I guess I expected more outrage about this song, but all I heard was people making fun of Drake’s dorky dance moves in his music video. I am not sure whether this reflects apathy, whether no one finds it as offensive as I do, or whether people just think we have more important problems to focus on. We certainly have many battles to fight – but I think confronting the “soft” patriarchy is one worth considering. 

2 comments:

India Powell said...

The topic of hip hop, misogyny, and art is something that I think about, and grapple with, constantly. It's a big part of the reason why I identified so strongly with Roxane Gay's "Bad Feminist" rhetoric. The fact of the matter is, I love rap music. Even the most offensive and, at times, questionably immoral rap music. But I'm ashamed of it. It's one thing to listen to hip hop from the early 90's and dismiss many of the sexist, homophobic themes as being from 20 years ago, a different time, before this new wave of pop culture feminism truly reared its head. But it's getting harder and harder to explain it away. And it's not just Drake. Think about Robin Thicke's "Blurred Lines" and Justin Bieber's "What Do You Mean?" Think about pretty much all of Kanye's music. These are WILDLY popular songs. Arguably some of the most popular songs in recent years. And yet, when you really listen to them, past the catchy beats and contagious rhythms, they're horrifying. I kick myself for supporting male artists that carry on a legacy of blatant, and at times violent, patriarchy. And it kills me a little bit that these are the faces of our generation. These are the people that will be remembered. But then here I am...humming the newest Jay Z beat.

Courtney Hatchett said...

Last year, the White House Council’s Women & Girls summit held a panel called Hip-Hop: Women’s Vulnerability and Voices. The moderator asked MC Lyte whether it’s possible to be a “hip-hop feminist.” He responded yes, and cited the incredibly popular Fetty Wap as a current example of a hip-hop feminist” because of the way he supports his women in songs. Lyte asserted ““He may have a very unique way of presenting his ideas, but he does love women. For what he’s up against in this climate with all of the other emcees, he’s taking a stand. He’s being pretty courageous right now with what it is that he presents in his music, because it’s really not the norm...You win the challenge when you’re able to get your message across without degrading your sister, or your woman or your mother.”

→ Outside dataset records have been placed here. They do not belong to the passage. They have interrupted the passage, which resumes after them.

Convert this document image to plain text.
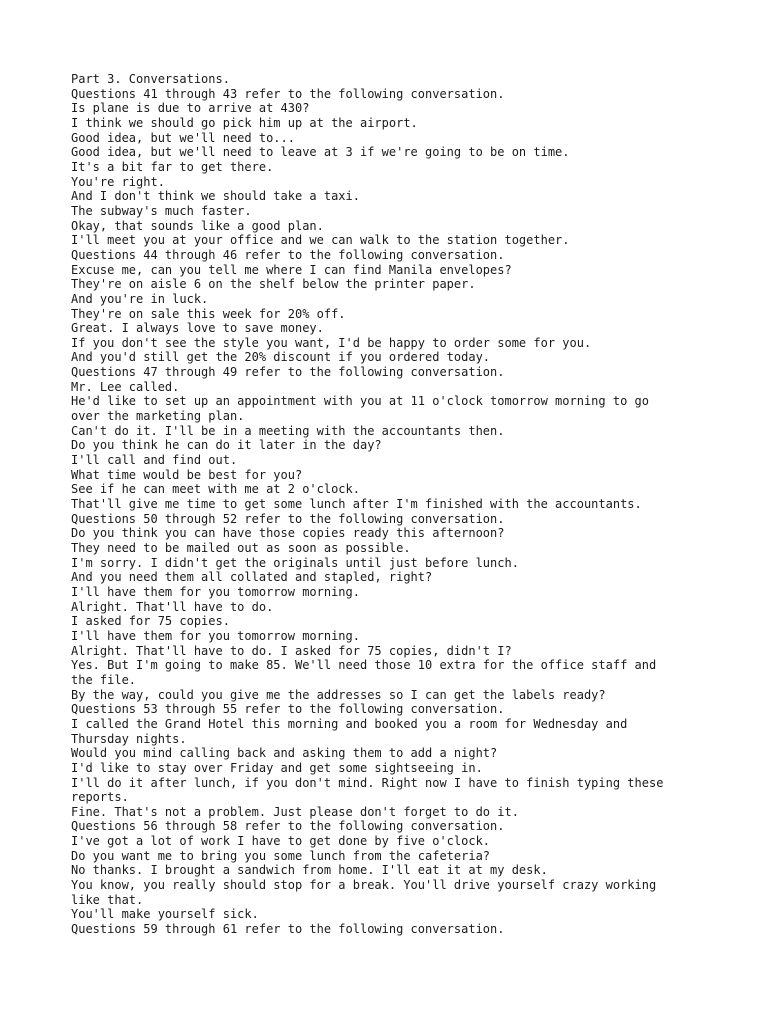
Part 3. Conversations.
Questions 41 through 43 refer to the following conversation.
Is plane is due to arrive at 430?
I think we should go pick him up at the airport.
Good idea, but we'll need to...
Good idea, but we'll need to leave at 3 if we're going to be on time.
It's a bit far to get there.
You're right.
And I don't think we should take a taxi.
The subway's much faster.
Okay, that sounds like a good plan.
I'll meet you at your office and we can walk to the station together.
Questions 44 through 46 refer to the following conversation.
Excuse me, can you tell me where I can find Manila envelopes?
They're on aisle 6 on the shelf below the printer paper.
And you're in luck.
They're on sale this week for 20% off.
Great. I always love to save money.
If you don't see the style you want, I'd be happy to order some for you.
And you'd still get the 20% discount if you ordered today.
Questions 47 through 49 refer to the following conversation.
Mr. Lee called.
He'd like to set up an appointment with you at 11 o'clock tomorrow morning to go
over the marketing plan.
Can't do it. I'll be in a meeting with the accountants then.
Do you think he can do it later in the day?
I'll call and find out.
What time would be best for you?
See if he can meet with me at 2 o'clock.
That'll give me time to get some lunch after I'm finished with the accountants.
Questions 50 through 52 refer to the following conversation.
Do you think you can have those copies ready this afternoon?
They need to be mailed out as soon as possible.
I'm sorry. I didn't get the originals until just before lunch.
And you need them all collated and stapled, right?
I'll have them for you tomorrow morning.
Alright. That'll have to do.
I asked for 75 copies.
I'll have them for you tomorrow morning.
Alright. That'll have to do. I asked for 75 copies, didn't I?
Yes. But I'm going to make 85. We'll need those 10 extra for the office staff and
the file.
By the way, could you give me the addresses so I can get the labels ready?
Questions 53 through 55 refer to the following conversation.
I called the Grand Hotel this morning and booked you a room for Wednesday and
Thursday nights.
Would you mind calling back and asking them to add a night?
I'd like to stay over Friday and get some sightseeing in.
I'll do it after lunch, if you don't mind. Right now I have to finish typing these
reports.
Fine. That's not a problem. Just please don't forget to do it.
Questions 56 through 58 refer to the following conversation.
I've got a lot of work I have to get done by five o'clock.
Do you want me to bring you some lunch from the cafeteria?
No thanks. I brought a sandwich from home. I'll eat it at my desk.
You know, you really should stop for a break. You'll drive yourself crazy working
like that.
You'll make yourself sick.
Questions 59 through 61 refer to the following conversation.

For reference, the hit Fetty Wap song at the time was Trap Queen. The lyrics are as follows: “I hit the strip with my trap queen 'cause all we know is bands, I just might snatch up a 'Rari and buy my boo a 'Lamb, I might just snatch her necklace, drop a couple on a ring, She ain't want it for nothin' because I got her everything.”

It’s interesting to see this summit let this comment fly. Apparently loving a woman or treating her to riches is enough to be a feminist? I’m disappointed that there didn’t seem to be more of a focus on women’s voice, women rappers, and the women who use their voice to advocate for respect and equality in a very male-dominated arena.